What is an Ombudsman?

While governments and corporations have a responsibility to provide fair and equitable service, that does not always happen.

An Ombudsman is an office of “last resort”, usually independent and at arm’s length, to address and resolve complaints that people may have with how they were treated by a government, corporation or other organization.

Hydro One’s Ombudsman

Hydro One’s Ombudsman is an impartial, independent investigator who reviews and investigates complaints from the company’s customers and affected groups.

The Ombudsman reports directly to Hydro One’s independent Board of Directors.

Complaints are addressed through direct intervention and conflict mediation, working with the complainant and Hydro One employees. The Office is committed to fair, impartial, open, and equitable service, and to the vigorous and thorough review and resolution of complaints. If they cannot be resolved by the Ombudsman, customers can take their complaint to the company’s regulator, the Ontario Energy Board.

While the Office of Hydro One’s Ombudsman is new, over time, trends and patterns within the complaint process may reveal common or similar causes. These may require a broader investigation to resolve systemic problems in order to improve the quality of Hydro One services, to the benefit of the customer, the public, the company, and the shareholder.

What does the word “ombudsman” mean?

The word “ombudsman” is a Swedish term that means “representative of the people.” The first ombudsman was established in Sweden in 1809 to level the playing field between the citizen and the powers of government.

Other titles for ombudsman include: mediator, public protector, advocate, and citizens’ aide.

Some people dislike the word “man” in ombudsman, thinking this shows the gender bias seen in the terms “manpower” or “mankind.” The term ombudsman has a different origin. It comes from an old Swedish term, “umbuds man” meaning “representative of the people.”

Canada’s first ombudsman was appointed in 1967 in Alberta; however, the concept in Canada is much older. First Nations communities have long had a variety of mechanisms to mediate conflict between decision makers and the people.

History of the Ombudsman

The principle behind an ombudsman is in fact very old. Every day, the Muslim Mohtasib toured cities, towns, and marketplaces to resolve complaints and ensure that officials were acting morally and correctly and that customers were not being cheated. The Mohtasib had the authority to reverse an official order that they thought was unjust. The word Mohtasib comes from the term Hisba, or accountability, not only to your community, but to one’s self and before higher powers.
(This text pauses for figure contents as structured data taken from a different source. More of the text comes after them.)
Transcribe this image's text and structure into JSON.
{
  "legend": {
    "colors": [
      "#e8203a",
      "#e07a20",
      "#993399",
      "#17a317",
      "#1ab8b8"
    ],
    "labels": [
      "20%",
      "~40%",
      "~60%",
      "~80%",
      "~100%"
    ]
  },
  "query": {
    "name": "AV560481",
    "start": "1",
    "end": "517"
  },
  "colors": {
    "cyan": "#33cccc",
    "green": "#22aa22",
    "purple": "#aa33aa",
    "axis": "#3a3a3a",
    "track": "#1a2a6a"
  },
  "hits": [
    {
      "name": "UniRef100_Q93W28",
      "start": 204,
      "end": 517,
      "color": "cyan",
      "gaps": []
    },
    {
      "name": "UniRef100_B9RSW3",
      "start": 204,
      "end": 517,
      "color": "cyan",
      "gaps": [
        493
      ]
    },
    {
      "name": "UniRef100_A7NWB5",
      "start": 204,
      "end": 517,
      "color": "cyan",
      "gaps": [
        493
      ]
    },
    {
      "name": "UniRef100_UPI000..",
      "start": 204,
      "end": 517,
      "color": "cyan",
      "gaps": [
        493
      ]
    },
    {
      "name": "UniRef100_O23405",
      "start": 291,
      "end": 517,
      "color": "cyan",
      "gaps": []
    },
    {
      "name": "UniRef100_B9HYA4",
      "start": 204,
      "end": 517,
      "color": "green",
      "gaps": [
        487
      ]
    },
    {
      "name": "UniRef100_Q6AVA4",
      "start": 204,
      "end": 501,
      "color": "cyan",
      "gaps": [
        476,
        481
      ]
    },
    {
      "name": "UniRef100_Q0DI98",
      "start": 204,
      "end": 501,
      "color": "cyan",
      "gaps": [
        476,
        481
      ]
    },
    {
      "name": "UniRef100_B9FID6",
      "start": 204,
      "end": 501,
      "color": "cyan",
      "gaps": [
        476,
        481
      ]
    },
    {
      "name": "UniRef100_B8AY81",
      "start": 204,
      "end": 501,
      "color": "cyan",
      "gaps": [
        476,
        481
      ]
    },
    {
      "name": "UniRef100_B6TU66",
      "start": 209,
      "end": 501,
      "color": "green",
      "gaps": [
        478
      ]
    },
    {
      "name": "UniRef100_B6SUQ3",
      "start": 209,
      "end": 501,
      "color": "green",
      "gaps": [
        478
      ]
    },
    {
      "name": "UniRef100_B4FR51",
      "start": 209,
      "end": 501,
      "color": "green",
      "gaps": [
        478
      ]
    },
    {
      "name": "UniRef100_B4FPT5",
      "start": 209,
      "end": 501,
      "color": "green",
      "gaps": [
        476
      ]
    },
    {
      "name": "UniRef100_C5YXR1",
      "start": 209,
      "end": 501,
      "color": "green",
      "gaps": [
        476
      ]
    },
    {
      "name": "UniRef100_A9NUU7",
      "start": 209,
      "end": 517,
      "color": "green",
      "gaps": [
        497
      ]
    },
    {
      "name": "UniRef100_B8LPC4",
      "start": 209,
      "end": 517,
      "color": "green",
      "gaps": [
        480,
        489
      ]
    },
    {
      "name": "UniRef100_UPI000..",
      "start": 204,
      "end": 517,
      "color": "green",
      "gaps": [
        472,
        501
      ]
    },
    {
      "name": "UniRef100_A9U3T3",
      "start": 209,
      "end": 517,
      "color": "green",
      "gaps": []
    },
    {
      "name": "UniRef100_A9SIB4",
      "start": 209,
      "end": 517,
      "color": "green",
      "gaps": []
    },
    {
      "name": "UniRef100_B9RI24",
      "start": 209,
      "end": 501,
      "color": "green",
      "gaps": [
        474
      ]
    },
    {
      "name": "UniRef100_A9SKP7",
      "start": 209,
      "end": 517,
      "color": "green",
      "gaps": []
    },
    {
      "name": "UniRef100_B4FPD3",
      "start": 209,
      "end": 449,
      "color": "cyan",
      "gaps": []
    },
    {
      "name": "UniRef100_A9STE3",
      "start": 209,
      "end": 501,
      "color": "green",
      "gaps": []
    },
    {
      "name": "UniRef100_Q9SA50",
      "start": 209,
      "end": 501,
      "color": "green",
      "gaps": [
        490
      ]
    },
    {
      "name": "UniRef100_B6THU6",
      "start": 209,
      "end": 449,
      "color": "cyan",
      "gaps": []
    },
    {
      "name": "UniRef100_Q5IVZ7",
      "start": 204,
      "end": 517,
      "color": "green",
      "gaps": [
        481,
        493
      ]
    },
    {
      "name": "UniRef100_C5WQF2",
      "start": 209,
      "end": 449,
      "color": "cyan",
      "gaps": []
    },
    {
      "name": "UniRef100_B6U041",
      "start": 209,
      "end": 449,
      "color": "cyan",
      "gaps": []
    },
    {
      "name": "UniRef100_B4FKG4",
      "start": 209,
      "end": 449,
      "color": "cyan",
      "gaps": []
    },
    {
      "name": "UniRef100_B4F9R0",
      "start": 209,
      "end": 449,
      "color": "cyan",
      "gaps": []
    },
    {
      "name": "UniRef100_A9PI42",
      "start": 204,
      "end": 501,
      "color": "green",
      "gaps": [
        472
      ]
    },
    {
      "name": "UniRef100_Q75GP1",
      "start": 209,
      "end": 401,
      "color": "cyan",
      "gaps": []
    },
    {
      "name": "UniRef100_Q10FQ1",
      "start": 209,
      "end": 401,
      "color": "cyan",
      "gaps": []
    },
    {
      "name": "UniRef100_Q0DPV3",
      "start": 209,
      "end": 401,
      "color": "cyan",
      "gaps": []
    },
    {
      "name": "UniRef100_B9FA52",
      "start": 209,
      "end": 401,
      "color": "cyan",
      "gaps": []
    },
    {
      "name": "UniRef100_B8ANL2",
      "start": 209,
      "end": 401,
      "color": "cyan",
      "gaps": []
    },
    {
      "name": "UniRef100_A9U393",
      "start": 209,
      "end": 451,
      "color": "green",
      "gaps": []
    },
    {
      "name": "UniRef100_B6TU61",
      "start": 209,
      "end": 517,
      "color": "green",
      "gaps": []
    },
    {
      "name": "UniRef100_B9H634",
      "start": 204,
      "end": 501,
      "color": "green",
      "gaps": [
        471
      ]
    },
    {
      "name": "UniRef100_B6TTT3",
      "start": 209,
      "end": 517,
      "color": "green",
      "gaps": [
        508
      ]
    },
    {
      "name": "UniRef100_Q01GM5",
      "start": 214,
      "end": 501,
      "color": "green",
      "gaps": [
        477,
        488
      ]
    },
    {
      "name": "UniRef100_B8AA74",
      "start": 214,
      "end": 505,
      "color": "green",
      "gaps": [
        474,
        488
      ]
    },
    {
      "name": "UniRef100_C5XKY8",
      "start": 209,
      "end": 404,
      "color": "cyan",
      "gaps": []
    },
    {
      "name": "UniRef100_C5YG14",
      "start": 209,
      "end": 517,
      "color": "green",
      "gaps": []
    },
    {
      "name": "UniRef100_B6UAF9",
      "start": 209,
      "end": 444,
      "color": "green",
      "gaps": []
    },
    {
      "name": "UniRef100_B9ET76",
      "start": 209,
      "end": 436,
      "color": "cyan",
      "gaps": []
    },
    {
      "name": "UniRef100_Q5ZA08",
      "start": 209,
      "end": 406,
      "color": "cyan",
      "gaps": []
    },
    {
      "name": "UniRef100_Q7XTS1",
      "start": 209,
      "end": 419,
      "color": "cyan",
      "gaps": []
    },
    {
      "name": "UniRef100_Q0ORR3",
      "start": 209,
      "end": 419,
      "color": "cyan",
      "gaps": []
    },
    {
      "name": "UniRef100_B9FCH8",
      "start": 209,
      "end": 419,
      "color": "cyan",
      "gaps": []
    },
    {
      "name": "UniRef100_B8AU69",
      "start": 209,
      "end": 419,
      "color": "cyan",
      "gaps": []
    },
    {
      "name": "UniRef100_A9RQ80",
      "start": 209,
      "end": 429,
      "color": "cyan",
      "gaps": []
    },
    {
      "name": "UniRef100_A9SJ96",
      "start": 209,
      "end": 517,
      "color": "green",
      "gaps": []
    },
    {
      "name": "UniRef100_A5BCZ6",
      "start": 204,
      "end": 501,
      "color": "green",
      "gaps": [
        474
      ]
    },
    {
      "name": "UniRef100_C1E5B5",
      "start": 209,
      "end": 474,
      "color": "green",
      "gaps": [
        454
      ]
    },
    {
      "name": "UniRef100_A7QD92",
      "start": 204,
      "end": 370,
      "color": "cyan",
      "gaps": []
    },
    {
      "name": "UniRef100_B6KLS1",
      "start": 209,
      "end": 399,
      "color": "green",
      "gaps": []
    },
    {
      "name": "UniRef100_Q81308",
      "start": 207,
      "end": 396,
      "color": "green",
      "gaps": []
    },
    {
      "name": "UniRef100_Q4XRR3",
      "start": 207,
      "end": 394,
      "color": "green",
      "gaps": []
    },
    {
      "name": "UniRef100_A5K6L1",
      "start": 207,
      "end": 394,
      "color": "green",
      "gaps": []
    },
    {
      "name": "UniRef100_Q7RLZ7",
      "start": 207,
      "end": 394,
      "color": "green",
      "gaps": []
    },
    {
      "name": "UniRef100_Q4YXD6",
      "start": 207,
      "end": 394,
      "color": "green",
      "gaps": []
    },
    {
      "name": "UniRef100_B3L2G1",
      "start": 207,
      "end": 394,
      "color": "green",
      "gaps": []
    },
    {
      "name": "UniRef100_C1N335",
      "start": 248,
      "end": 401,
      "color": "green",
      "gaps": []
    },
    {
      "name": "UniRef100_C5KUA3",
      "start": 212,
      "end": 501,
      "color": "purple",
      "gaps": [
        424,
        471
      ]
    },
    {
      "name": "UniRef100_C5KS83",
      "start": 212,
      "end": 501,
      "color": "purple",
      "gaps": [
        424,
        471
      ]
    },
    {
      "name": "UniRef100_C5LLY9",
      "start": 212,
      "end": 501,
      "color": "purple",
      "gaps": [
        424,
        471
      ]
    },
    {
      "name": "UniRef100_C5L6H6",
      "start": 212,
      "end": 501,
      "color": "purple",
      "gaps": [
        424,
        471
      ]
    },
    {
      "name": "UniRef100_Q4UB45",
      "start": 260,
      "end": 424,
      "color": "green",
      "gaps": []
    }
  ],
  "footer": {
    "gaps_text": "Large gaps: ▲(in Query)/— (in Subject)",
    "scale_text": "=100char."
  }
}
In ancient times, the Chinese had an institution known as the Censorate. Its mandate was to monitor government administration and detect any maladministration that threatened the rights of the people.

Many cultures in the Pacific offer similar examples. There is a practice in Hawaii known as Ho’oponopono, where respected elders resolve disputes according to principles of unity known as Lokahi. In Guam, the ombudsman is called the Suruhanu, a term meaning a wise and capable healer who has special capacities to resolve grievances.

The modern institution of the ombudsman started in Sweden in 1809 in order to strike a balance between the powers of the government and the rights of its citizenry. King Charles XII of Sweden first learned of the concept when he went in exile to Turkey after the Battle of Poltava in Russia. The concept of Qazi’ul’Quzat (“judge of judges”) had been developed in the Islamic law of the Ottoman Turks.

When King Charles returned to Sweden, he created the Office of Supreme Ombudsman to make government administrators more accountable. In 1809, a more powerful ombudsman was written into the Swedish Constitution – reporting to Parliament, not the leadership of the government. The ombudsman was designed to be a supervisory agency, independent of the executive branch of government, charged with the responsibility of protecting the rights of the people. It was not until a century and a half later that the Swedish model began to attract the attention of the English-speaking world.